For instance, to an American, does it really matter whether America was settled by the best and brightest from older countries? Or, to a feminist, whether a prehistoric universal matriarchy ever existed? You can examine and even debunk such stories – and there can be a certain satisfaction in disproving what everybody knows – but you won’t be thanked, and your proofs will not be welcomed (if anything, you’ll be pilloried). What matters is not the objective reality of myth, but the sense of identity it gives a culture or an individual. If a story helps to sustain identity, that is all that really counts.
So what is my personal myth? Looking through blog entries about my past, I’d say it could be summarized in five words: triumphing after a bad start. Or, in a single word: endurance.
Time and time again, the narrative I tell about myself begins with me doing something badly. Often, I am humiliated by how inept I am. But I am determined, and through perseverance, I make myself competent and even highly skilled where I was once inept.
Considering this story more closely, I find that it has all sorts of implications. For one thing, it’s not a story tied to a particular group or set of circumstances; instead, it’s about attitudes and applicable to a number of situations. Since I’ve always considered myself a generalist with a broad array of interests, I’m fascinated to find that view reflected in my personal myth.
For another, it’s about education – again, not surprising considering that I’ve always believed in education for its own sake, and research is what I currently do for a living.

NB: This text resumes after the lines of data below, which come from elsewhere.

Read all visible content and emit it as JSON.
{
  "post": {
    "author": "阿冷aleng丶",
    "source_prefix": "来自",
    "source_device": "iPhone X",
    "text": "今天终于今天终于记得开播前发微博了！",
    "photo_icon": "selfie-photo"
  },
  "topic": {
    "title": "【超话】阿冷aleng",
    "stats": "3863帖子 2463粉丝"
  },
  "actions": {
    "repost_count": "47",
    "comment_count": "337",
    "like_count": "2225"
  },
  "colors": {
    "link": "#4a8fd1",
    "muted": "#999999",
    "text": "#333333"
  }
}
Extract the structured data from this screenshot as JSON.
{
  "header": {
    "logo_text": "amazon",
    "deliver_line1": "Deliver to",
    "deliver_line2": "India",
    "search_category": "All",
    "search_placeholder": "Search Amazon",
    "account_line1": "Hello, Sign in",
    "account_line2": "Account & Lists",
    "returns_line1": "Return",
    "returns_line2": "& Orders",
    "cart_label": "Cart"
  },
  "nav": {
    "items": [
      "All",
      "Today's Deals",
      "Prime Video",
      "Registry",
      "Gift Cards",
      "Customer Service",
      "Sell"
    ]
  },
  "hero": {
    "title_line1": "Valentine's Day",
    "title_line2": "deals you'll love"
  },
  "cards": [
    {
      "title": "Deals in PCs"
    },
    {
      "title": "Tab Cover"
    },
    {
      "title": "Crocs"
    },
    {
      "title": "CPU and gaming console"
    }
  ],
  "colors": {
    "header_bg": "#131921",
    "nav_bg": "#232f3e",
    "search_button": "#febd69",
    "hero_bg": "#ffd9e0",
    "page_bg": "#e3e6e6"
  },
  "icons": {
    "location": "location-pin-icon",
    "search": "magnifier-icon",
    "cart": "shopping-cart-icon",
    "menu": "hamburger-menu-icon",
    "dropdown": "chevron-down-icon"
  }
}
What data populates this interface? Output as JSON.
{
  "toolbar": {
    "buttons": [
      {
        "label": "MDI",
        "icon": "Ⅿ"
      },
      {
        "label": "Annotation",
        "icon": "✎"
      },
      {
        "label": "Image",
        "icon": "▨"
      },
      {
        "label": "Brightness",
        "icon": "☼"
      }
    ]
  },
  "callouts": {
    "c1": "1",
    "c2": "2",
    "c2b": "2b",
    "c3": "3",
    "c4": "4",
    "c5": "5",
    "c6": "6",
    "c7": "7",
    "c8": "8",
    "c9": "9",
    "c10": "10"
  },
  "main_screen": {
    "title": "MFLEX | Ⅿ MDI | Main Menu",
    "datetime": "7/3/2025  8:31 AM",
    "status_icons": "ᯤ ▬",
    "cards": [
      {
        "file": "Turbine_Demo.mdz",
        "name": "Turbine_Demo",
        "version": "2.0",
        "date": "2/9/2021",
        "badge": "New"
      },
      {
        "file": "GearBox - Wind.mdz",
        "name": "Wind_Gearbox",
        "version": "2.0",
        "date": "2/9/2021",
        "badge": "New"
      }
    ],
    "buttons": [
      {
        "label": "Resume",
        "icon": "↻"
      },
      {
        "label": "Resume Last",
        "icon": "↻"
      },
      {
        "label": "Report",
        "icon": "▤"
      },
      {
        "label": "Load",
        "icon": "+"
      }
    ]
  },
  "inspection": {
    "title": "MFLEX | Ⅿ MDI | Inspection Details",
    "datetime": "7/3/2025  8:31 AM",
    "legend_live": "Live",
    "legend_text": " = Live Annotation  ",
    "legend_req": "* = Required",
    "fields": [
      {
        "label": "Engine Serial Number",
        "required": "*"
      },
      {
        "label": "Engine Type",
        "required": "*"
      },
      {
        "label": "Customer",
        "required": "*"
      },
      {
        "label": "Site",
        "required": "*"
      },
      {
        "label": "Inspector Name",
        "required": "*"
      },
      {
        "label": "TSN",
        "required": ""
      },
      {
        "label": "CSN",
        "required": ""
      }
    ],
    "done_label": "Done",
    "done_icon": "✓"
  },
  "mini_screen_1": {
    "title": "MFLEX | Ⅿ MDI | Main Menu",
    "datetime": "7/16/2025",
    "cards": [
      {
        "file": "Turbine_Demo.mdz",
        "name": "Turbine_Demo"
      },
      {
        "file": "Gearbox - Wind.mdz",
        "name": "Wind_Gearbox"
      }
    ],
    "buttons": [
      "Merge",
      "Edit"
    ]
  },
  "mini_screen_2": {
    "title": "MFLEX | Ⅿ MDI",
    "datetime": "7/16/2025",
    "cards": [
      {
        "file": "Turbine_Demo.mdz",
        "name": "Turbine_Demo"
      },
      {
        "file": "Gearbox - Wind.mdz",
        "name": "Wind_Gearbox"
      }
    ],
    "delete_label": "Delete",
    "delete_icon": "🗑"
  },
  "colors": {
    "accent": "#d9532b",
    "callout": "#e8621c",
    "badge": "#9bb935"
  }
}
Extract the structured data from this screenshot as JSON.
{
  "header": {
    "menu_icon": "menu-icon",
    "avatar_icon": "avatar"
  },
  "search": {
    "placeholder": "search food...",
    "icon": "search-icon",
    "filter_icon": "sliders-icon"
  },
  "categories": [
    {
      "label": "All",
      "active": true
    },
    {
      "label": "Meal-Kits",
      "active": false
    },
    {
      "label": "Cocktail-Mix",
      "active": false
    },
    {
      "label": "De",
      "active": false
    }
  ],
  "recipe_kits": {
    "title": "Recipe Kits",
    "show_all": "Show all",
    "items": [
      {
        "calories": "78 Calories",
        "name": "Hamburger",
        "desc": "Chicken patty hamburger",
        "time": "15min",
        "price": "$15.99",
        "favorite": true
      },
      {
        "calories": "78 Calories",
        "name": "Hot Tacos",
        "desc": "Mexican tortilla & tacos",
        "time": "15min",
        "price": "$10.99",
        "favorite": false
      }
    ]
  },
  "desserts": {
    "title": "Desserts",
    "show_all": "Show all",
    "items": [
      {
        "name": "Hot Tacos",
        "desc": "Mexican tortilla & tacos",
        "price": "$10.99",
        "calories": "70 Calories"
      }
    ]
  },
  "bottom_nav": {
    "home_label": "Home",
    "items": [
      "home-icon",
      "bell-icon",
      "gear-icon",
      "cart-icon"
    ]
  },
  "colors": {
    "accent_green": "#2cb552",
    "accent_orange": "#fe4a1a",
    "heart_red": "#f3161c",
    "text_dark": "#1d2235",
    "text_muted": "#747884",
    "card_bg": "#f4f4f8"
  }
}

But what I find most interesting is that my myth that emphasizes persistence. It make no claim to my brilliance or talent. Natural ability isn’t even a consideration. Instead, it’s about learning from mistakes and not giving up. Learning to speak, learning good handwriting, becoming a high school running champion, finding the right profession – time and time again, the story I tell myself is about plodding along until I do or find the right thing.
That’s not surprising, I suppose. The one story I knew about someone with my name when I was growing up was the one about Robert the Bruce learning persistence from a spider. And, as a distance runner, I had concrete knowledge of the importance of endurance, because it wasn’t speed or even strategy that won races so much as the ability to keep going. But, until now, I hadn’t realized how deep-rooted such values were inside me.
In fact, I’m not sure that this is a myth I would have consciously chosen for myself. It has limits, such as a distrust of anything that comes too easily. Perhaps, too, it suggests a lack of confidence, and an expectation of failure the first time. It certainly dropped me into the worst stress that I have ever endured in my life.
Nor, now that I have opened up the myth to examine it, am I completely sure that it is always true. I can think of exceptions to the myth, and, looking back, I think I can see places where I have tugged the raw material of my life to make it fit into the myth better, like the corner of a sheet on a bed. In other places, I suspect I’ve exaggerated or even made up things out of whole cloth.
Still, for better or worse, the myth is mine. And like all myths, what matters in the end is that, on some level, I’ve made it a part of me.